Cumhurbaşkanı’nın, “Kongreyi toplayın bu işi devredin” dediği
söyleniyor.
Kulislerde Davutoğlu sonrası için 5 isim konuşuluyor. Adalet Bakanı
Bekir Bozdağ, Enerji Bakanı Berat Albayrak, Ulaştırma Bakanı Binali
Yıldırım, Sağlık Bakanı Mehmet Müezzinoğlu ve Başbakan yardımcısı
Numan Kurtulmuş.
Ancak Cumhurbaşkanı’nın bu beş isimden birini mi işaret edeceği, bu
ismin kim olacağı henüz belli değil. Elbette ki bu isim
Cumhurbaşkanı’nın kafasında var. Erdoğan birkaç hamle sonrasını
planlamadan yola çıkmaz. Cumhurbaşkanı’na yakın kaynaklar,
“Kamuoyunu şaşırtacak bir isim olmayacak” diyorlar.
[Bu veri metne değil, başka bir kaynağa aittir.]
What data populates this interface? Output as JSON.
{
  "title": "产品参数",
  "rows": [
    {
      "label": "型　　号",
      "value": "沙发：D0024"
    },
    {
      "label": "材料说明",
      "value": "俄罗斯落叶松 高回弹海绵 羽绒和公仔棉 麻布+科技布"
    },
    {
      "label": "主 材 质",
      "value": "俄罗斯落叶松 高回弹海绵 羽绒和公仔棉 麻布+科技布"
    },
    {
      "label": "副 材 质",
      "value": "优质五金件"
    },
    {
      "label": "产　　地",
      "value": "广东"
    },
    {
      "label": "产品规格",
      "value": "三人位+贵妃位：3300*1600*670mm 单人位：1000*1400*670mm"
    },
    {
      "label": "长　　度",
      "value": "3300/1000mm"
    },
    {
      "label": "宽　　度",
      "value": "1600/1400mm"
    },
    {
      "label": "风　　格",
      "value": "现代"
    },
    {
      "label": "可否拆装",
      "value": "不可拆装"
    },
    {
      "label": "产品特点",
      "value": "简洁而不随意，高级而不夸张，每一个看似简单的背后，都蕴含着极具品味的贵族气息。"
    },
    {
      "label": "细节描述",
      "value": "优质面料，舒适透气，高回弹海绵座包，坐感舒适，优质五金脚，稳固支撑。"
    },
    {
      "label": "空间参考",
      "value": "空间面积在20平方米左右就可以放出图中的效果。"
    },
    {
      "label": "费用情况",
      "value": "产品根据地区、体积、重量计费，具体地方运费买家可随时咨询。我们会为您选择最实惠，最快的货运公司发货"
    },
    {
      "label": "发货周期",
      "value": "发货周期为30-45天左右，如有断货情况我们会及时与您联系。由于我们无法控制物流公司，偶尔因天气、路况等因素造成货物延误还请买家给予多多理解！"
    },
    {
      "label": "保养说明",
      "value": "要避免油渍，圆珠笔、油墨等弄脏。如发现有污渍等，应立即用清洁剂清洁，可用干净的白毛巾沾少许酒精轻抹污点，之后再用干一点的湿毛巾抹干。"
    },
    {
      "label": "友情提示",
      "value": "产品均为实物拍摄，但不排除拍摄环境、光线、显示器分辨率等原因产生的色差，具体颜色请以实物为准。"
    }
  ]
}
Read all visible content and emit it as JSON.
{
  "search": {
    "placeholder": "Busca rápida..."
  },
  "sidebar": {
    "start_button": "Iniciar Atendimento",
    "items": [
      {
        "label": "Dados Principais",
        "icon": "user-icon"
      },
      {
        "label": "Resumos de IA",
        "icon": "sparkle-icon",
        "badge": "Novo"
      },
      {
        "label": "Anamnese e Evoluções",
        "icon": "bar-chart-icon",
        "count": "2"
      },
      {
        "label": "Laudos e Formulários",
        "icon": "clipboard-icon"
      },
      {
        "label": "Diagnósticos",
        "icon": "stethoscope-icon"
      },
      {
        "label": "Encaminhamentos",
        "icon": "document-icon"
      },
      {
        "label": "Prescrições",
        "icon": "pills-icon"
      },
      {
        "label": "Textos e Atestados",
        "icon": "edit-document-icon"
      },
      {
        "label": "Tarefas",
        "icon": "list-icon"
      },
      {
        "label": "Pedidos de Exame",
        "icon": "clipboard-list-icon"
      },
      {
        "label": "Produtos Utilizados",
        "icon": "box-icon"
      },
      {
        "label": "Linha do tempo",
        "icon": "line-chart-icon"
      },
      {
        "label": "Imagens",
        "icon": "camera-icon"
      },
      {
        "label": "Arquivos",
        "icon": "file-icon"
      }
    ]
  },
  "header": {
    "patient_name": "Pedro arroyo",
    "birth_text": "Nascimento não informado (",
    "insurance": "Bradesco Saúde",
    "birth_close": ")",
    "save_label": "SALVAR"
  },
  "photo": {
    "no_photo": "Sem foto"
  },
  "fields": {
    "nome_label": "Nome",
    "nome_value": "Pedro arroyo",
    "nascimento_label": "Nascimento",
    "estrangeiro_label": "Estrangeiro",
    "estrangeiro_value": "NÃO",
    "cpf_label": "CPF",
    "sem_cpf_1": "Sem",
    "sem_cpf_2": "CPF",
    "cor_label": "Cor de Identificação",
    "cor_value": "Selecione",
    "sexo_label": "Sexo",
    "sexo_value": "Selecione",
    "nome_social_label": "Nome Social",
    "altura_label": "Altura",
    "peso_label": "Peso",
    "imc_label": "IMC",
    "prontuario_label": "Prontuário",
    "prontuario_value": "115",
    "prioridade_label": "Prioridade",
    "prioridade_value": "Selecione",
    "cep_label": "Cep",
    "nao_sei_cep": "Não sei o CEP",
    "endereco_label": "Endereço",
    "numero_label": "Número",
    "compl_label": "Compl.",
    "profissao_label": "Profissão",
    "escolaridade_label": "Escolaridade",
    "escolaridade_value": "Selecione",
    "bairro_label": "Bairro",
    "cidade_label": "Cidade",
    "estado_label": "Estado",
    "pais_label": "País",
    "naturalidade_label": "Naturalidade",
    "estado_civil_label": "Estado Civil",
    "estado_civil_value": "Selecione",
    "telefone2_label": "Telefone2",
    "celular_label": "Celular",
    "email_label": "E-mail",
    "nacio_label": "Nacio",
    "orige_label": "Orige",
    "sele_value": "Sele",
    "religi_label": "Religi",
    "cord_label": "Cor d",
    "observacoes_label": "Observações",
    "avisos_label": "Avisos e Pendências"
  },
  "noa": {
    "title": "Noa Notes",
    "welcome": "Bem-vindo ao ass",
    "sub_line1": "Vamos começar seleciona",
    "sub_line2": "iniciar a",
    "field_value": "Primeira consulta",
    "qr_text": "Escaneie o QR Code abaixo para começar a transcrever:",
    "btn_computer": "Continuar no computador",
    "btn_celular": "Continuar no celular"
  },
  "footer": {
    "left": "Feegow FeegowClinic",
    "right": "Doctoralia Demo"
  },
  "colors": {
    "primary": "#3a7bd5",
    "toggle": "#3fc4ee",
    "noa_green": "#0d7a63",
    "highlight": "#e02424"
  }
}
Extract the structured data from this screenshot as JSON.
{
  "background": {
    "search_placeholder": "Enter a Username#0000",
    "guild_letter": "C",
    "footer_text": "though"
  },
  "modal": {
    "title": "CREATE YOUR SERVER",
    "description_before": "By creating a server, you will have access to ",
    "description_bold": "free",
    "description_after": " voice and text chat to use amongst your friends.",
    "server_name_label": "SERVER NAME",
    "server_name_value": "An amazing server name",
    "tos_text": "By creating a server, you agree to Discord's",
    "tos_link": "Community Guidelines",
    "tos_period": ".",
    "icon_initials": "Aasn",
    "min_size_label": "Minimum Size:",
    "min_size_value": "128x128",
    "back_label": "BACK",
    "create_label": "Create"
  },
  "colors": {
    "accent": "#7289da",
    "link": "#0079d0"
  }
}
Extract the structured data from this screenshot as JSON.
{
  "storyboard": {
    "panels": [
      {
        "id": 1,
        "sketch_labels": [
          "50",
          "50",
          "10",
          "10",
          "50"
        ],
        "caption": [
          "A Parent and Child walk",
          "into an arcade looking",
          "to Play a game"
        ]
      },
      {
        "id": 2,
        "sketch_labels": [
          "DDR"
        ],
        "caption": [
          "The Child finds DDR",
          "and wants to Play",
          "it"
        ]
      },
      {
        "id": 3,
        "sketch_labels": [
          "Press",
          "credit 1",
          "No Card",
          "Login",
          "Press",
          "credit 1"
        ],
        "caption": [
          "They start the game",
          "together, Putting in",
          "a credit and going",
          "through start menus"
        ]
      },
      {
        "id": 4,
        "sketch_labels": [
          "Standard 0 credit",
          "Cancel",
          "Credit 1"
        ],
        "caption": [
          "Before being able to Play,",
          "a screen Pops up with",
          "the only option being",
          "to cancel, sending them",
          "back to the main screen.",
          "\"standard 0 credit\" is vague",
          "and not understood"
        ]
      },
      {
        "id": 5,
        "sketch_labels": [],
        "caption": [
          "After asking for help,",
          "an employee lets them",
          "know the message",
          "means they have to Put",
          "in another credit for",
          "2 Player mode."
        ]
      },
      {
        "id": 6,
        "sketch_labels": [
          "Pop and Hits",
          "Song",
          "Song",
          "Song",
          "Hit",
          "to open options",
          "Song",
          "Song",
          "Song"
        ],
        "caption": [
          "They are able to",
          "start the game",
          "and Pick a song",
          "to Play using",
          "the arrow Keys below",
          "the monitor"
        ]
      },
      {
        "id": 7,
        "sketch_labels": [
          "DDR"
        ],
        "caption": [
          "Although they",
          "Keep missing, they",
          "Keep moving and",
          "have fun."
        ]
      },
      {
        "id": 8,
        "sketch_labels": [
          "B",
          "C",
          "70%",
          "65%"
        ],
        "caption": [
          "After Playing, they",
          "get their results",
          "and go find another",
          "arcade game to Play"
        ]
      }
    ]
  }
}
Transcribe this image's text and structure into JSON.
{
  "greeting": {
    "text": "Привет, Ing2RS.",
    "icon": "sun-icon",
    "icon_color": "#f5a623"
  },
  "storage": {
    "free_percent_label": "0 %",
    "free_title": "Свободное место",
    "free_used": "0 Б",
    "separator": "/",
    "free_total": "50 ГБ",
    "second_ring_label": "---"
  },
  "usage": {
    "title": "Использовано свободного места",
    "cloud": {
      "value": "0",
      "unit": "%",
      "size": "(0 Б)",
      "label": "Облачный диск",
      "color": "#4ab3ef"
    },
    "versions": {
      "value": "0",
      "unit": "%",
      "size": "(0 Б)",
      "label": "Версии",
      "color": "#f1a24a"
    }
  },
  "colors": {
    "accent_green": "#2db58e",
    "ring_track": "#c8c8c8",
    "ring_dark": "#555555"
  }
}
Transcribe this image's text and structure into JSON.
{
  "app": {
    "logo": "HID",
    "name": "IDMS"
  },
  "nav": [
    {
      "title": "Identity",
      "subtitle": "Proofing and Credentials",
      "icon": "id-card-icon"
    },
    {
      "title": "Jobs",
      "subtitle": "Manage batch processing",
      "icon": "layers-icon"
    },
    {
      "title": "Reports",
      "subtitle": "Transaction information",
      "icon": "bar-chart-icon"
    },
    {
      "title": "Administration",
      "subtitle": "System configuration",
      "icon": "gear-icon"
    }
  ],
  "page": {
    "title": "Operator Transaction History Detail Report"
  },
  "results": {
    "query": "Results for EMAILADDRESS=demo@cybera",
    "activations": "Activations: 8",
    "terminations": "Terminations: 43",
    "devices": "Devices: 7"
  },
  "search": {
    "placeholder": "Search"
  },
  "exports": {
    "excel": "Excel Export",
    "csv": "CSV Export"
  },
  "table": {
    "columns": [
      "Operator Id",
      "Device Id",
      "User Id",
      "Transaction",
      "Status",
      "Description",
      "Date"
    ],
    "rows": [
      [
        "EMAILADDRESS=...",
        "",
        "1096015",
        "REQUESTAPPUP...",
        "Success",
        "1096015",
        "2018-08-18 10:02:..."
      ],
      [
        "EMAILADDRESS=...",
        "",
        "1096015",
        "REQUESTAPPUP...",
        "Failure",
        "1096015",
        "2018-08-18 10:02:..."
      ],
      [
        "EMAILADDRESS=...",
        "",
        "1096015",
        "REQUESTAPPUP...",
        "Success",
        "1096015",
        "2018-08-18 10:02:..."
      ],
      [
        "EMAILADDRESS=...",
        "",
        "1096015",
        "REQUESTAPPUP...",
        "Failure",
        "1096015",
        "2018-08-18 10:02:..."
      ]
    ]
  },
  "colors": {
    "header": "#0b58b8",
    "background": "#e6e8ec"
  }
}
Cumhurbaşkanı Erdoğan-Başbakan Davutoğlu ilişkisinde “Güçlü lider-
Çalışkan başbakan” modeli vardı. Davutoğlu’ndan sonra Başbakanlık
görevini üstlenecek isimle Cumhurbaşkanı Erdoğan ilişkisinde yeni
bir model ortaya konulacak. Kimi teknokrat başbakan olacağını, kimi
uyumun ön plana çıkacağını söylüyor. Ama şu gerçek ki, fiili
Başkanlık sistemi uygulanacak.
AK Parti’de Davutoğlu döneminin kapanıp, yeni bir sürecin
başlamasına neden olan dünkü görüşmenin havasına gelince.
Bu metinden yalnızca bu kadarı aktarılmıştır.